Despite the blowup, the commission dealt with all other business. There remains, however, a potentially difficult debate next week on the choice of an interim city manager – also until March.
More Fake News from BocaWatch
Last week, BocaWatch published an ad hominem attack on the Boca Raton Historical Society. The charge was that the group has become a tool of downtown developers. The evidence: The society had the nerve to host a trolley tour of downtown projects.
Since BocaWatch publishes lots of fake news, the ambush should not have surprised Mary Csar, the society’s director and a member of the Downtown Advisory Committee.
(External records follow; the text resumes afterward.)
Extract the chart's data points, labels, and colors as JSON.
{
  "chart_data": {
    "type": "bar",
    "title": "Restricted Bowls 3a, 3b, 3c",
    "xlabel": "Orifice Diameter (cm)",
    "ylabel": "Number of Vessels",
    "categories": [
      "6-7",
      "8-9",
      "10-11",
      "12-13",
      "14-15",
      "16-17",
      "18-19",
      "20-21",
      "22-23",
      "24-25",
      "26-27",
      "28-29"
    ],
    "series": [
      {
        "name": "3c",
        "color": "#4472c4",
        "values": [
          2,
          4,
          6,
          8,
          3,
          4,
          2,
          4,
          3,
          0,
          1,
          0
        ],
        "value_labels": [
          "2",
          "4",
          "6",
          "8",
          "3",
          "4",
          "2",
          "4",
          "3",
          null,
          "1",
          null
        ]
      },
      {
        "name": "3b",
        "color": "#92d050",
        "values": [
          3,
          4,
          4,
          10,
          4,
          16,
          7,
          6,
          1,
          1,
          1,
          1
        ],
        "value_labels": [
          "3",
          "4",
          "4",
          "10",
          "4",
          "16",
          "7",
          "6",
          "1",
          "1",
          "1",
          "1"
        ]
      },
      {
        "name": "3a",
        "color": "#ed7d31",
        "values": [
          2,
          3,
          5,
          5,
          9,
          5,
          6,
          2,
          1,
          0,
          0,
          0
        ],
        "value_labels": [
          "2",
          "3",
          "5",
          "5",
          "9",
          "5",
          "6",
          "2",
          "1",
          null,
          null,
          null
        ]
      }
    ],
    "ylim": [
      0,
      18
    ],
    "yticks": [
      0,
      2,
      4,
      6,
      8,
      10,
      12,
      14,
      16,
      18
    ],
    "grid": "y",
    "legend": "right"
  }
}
But surprise her it did.
Csar told me that the group had wanted to hold the event a year ago, but some of the five projects – Via Mizner, Palmetto Promenade, Boca City Walk, 327 Royal Palm and Tower 155 – “weren’t out of the ground.” Tower 155 still isn’t. So they waited.
As to the accusation that the tour amounted to promotion of projects that some residents – and BocaWatch – have criticized or tried to block, Csar said, “We wanted residents to know what’s going on.” Like them or not, the projects will be part of what Csar called Boca Raton’s “evolving history.” The society also conducts hotel and cemetery tours, and just became a welcome center for Discover the Palm Beaches.
Tickets for the tour were $40. Csar asked the projects to contribute $500 each toward the cost. She said the tour sold out at 150 people, and about 140 showed up. “Some people were in real estate, some were snowbirds and some were just curious.” Some city employees went along.
“We had pure intentions,” Csar said. “Not everyone liked what they saw, but it was very educational.”
The author of the BocaWatch blog post was Nancy Hendrey, whose husband let the petition drive against a restaurant on the Wildflower property. So if anyone has a bias, it’s BocaWatch. The article also stated, incorrectly, that the historical society “receives funding from taxpayers.” It doesn’t. The article did praise the society for supporting preservation of the “Luft House,” which actually is the Luff House.
Csar said the society would send a letter to BocaWatch noting the inaccuracies in the article. The bigger problem is the premise behind the article.
Uses of New Sales Tax Money
The Palm Beach Post recently reported that Boca Raton sent the county a list of projects the city would finance with revenue from the sales tax increase. But I had been told that the city didn’t submit a list, because Boca has no infrastructure backlog.
A spokeswoman said the city might have been referring to county projects within the city, such as improvements to county roads. “As for our list,” the spokeswoman said, “staff is looking at possible uses for the funding. Those could include new capital improvement projects, future capital improvement projects, expansion of current capital improvement projects or replacement of current capital improvement project funding (which could free up money for other uses.) It’s still being discussed.”
Possible Long Delay for Uptown Atlantic
The developer of Uptown Atlantic doesn’t want a little delay to close on the property for the project. He wants a 120-day delay.
Closing had been scheduled for Nov. 30, but the Delray Beach Community Redevelopment Agency notified John Flynn’s attorney that the developer was in default for having produced neither a letter of credit nor a performance bond. In his letter seeking the extension, Flynn still did not provide either. He said “arrangements will be made” to supply the performance bond through his contract with the general contractor.
Flynn wrote that he has spent $3.6 million on the project and would spend $4 million more during the 120 days. “We believe that type of expenditure,” Flynn wrote, “shows our commitment to the project and demonstrates our ability to proceed in the most practical and realistic way possible.”
The CRA will decide on Flynn’s request at tonight’s meeting. Board members can agree to the extension, amend the purchase agreement or cancel the agreement. I would expect the board to ask Flynn for more details of that “commitment.”